[linds]

Hello,
I'm having trouble figuring out where to start in solving the following problem.  Any help would be appreciated!

Both Al and Zn are used in air batteries, those that use oxygen from the air as an oxidizing agent.  These reactions take place in out time, or the other:
4Al(s) + 3O2(g)    2Al2O3(s)
2Zn(s) + O2(g)     2ZnO(s)

a) Calculate  :delta:G for these reactions at 25C. 
b) what is the maximum number of kilojoules that can be extracted from one pound (454g) of each metal? 
c) what is the voltage, E0cell of each battery?


I think part A is this:
 :delta: G = 2(-1582) - 4(0) + 3(0) = -3164
 :delta: G = 2(0) + 0 - 2(-318.2) = 636.4
Total  :delta: G = -2528.6

Can that be right?  And how to I get part B?

Thanks so much for any help you can offer.
Lindsey

[MrKeller]

First, you don't add the two  :delta: G values together. Each reaction has its own value and this is what your question is asking for. If you looked up the correct :delta: G_f values then your part A is fine.

As to part B, just use dimensional analysis:
1 pound * (454 g/pound) * (1 mol/molar mass of metal) * (# of kJ/mol)

the last one is the :delta: G you calculated for each reaction. The value of :delta: G is the value of the maximum amount of work you can get out of a process.

For part C you need to use the fact that :delta: G = -nFE to find the E0cell. Find n by figuring out how many electrons need to be transferred to reduce oxygen to O2- and to oxidize the metal to the correct oxidation state.

[linds]

Thank you so much, this was a great *delete me*  I think I have it right, but if you have time to check it that'd be great.

Part A:
 :delta: G for Al2O3 = -3164 kJ/mol
 :delta: G for ZnO = 636.4 kJ/mol

Part B:  1 lb = (454g/1lb) * (1mol/MW) * (kJ/mol)
So for Al2O3,   454/101.96 * x kJ/mol = 1lb
x = .225kJ/mol Al2O3

For ZnO,    454/81.41 * x kJ/mol = 1lb
x = 0.180kJ/mol
(the only thing I'm unsure of is if I'm using the proper MW for the second part- it's supposed to be for ZnO, right?)

Part C:    :delta: G = -nFEcell
For Al2O3. -3164 kJ/mol = -(3)(96.5)(Ecell)
Ecell = 10.929V

For ZnO,  636.4 = -(-2)(96.5)(Ecell)
Ecell = 32.974V


Does this look about right?  Thanks!

[MrKeller]

Part A:
 :delta: G for Al2O3 = -3164 kJ/mol
 :delta: G for ZnO = 636.4 kJ/mol

These could be right for all I know. I don't have time to look up the values and do the arithmetic.

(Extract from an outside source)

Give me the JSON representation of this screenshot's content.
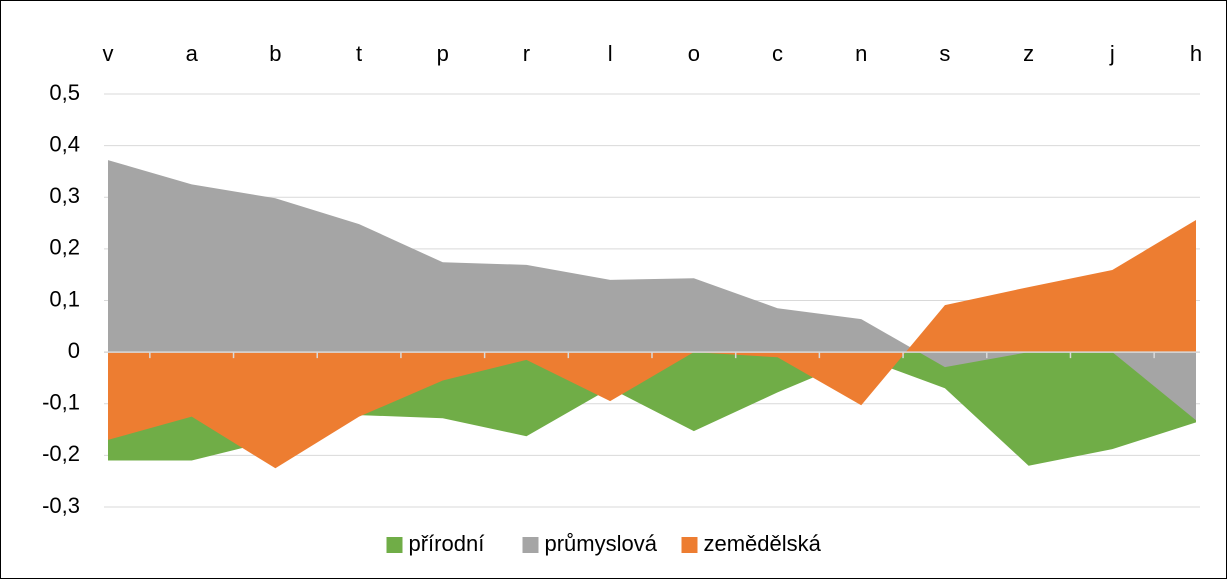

Part B:  1 lb = (454g/1lb) * (1mol/MW) * (kJ/mol)
So for Al2O3,   454/101.96 * x kJ/mol = 1lb
x = .225kJ/mol Al2O3

For ZnO,    454/81.41 * x kJ/mol = 1lb
x = 0.180kJ/mol
(the only thing I'm unsure of is if I'm using the proper MW for the second part- it's supposed to be for ZnO, right?)

Assuming your :delta: G values are OK this looks fine except that you need to use the MW of the metal, not the metal oxide. It makes more sense to know the work for the amount of starting material than to know it for the amount of product.

Part C:    :delta: G = -nFEcell
For Al2O3. -3164 kJ/mol = -(3)(96.5)(Ecell)
Ecell = 10.929V

For ZnO,  636.4 = -(-2)(96.5)(Ecell)
Ecell = 32.974V

I think some small corrections are in order:
 :delta: G = -nFEcell
 For Al2O3: 3.164e6 J/mol = -(12 mol e-)(96,500C/mol e-)Ecell

Basically, pay attention to units (use J not kJ because 1 V = 1 J/C) and be sure to get the correct number of moles of electrons. I get 2.72 V for the Al reaction. This seems reasonable to me.